Installing OpenVPN Access Server on the VPS
1. Open your SSH client and connect to your VPS server using the IP address supplied by your VPS provider.
Terminal users should enter ssh -l user ip.address and enter your details when you get the response:
2. Login as root and enter the password you were given by your VPS provider. Note that in PuTTY the typed password remains hidden, so just type it and hit <enter>.
3. Before proceeding you should check that tap/tun is enabled. Enter cat /dev/net/tun (in PuTTY you can paste by right-clicking).
If tap/tun is enabled you should receive the response: cat: /dev/net/tun: File descriptor in bad state
Any other response means that tap/tun is not enabled. We had to login to our VPS account control panel to enable it.
4. Next we need to download the OpenVPN Server Access package. Enter:
wget http://swupdate.openvpn.org/as/openvpn-as-1.8.5-CentOS6.i386.rpm (CentOS 6 32-bit) or
wget http://swupdate.openvpn.org/as/openvpn-as-1.8.5-CentOS6.x86_64.rpm (CentOS 6 64-bit)
You should see the response pictured below.
5. We now need to install the package using the ‘rpm’ command. Check the line that says ‘Saving to’ (see arrow in screenshot above) to verify package name, and enter:
rpm -i <package name>
e.g. rpm -i openvpnas-1.8.5-1.centos6 x86_64.rpm
The output should look as shown above. Make a note of the Admin UI address and Client UI addresses – you will need them in a minute!
6. Setup a password. Enter passwd openvpn, and whatever password you want at the prompt (and again to confirm it).
Oops – our password is not very strong, but it will do for now!
7. Paste the Admin UI address into your web browser (from step 5 above), and enter Username: ‘openvpn’ and whatever password you selected into the Admin Login (you may need to ‘Agree to end User License Agreement’ the first time you login).
8. You should now see the OpenVPN Access Server configuration page.
Congratulations, you have installed OpenVPN Server Access on your VPS!
Connecting to your VPS using OpenVPN Connect
We now need to setup OpenVPN at your end.

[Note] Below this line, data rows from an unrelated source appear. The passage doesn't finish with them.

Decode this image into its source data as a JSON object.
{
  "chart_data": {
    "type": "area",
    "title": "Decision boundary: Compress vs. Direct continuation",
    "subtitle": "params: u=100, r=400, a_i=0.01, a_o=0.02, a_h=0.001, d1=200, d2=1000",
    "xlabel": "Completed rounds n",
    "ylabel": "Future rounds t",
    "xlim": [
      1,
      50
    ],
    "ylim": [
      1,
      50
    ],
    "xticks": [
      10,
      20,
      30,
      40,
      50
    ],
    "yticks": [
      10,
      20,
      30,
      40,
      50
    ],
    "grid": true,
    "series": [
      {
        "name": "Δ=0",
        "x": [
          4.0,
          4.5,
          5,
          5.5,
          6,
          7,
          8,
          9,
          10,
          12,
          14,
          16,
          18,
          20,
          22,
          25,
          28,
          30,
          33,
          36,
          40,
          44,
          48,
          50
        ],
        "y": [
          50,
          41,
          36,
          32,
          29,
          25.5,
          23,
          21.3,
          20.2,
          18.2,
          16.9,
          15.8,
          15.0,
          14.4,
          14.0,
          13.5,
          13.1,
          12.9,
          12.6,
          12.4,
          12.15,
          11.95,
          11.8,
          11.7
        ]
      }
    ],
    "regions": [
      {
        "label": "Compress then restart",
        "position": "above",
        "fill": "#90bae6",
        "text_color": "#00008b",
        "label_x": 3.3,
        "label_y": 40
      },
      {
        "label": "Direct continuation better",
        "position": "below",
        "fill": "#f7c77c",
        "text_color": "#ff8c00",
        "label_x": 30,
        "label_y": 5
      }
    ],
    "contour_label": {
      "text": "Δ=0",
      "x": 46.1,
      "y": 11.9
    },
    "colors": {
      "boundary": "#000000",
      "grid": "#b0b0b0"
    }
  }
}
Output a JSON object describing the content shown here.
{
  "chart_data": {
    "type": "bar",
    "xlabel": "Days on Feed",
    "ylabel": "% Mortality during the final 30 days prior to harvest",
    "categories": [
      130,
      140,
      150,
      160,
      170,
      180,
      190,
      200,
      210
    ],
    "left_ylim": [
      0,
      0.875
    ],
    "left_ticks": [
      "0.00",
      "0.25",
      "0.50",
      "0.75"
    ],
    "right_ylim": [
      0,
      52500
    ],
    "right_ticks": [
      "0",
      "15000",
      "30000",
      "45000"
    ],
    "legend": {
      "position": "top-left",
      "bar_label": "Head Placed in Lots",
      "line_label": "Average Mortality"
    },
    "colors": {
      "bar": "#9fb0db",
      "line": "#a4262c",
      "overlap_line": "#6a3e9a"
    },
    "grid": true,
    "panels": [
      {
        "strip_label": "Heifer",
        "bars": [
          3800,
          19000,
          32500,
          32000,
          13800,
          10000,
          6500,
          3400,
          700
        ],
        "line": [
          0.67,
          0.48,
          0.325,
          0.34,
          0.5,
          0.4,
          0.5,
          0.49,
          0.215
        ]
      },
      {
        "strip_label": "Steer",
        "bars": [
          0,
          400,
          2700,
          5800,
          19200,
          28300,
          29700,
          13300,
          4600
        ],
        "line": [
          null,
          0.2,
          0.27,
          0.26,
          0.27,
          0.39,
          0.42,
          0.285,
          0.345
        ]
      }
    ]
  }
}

OpenVPN Connect is a VPN client that creates a simple OpenVPN connection between your PC and the VPS server, without the need for certificate authentication.
By default, the connection is protected by 128-bit Blowfish Cipher-Block Chaining (BF-CBC) encryption. The Blowfish cipher was created by Bruce Schneier, who has since recommended switching to stronger standards such as AES. However, for most purposes it is fine (and in part two of this tutorial we show you how to change encryption ciphers.)
1. Paste the Client UI address into your web browser (from step 5 above), ensure that ‘Connect’ is selected from the dropdown menu, and enter your Username (‘openvpn’) and password.
2. You will be prompted to download the OpenVPN Connect client…
The correct client for your OS should download automatically. If this does not happen for any reason, reload the page and you will be offered a choice of OpenVPN connect clients (including for iOS and Android.)
3. Install and run OpenVPN Connect as normal, then click the OpenVPN Connect icon in the notification bar and select ‘Connect to <your Client UI address>’
4. Enter your username (openvpn) and password.
5. Click ‘Yes’ at the warning (you need do this only once).
6. And yay! You are now connected to your VPS via OpenVPN.
The OpenVPN connect icon turns green so you can see whether you are connected at a glance
We popped along to ipleak.net to test everything was working properly, and our IP address appears to be that of our VPS. Yay!
For causal users and most situations this simple OpenVPN connection should be more than enough.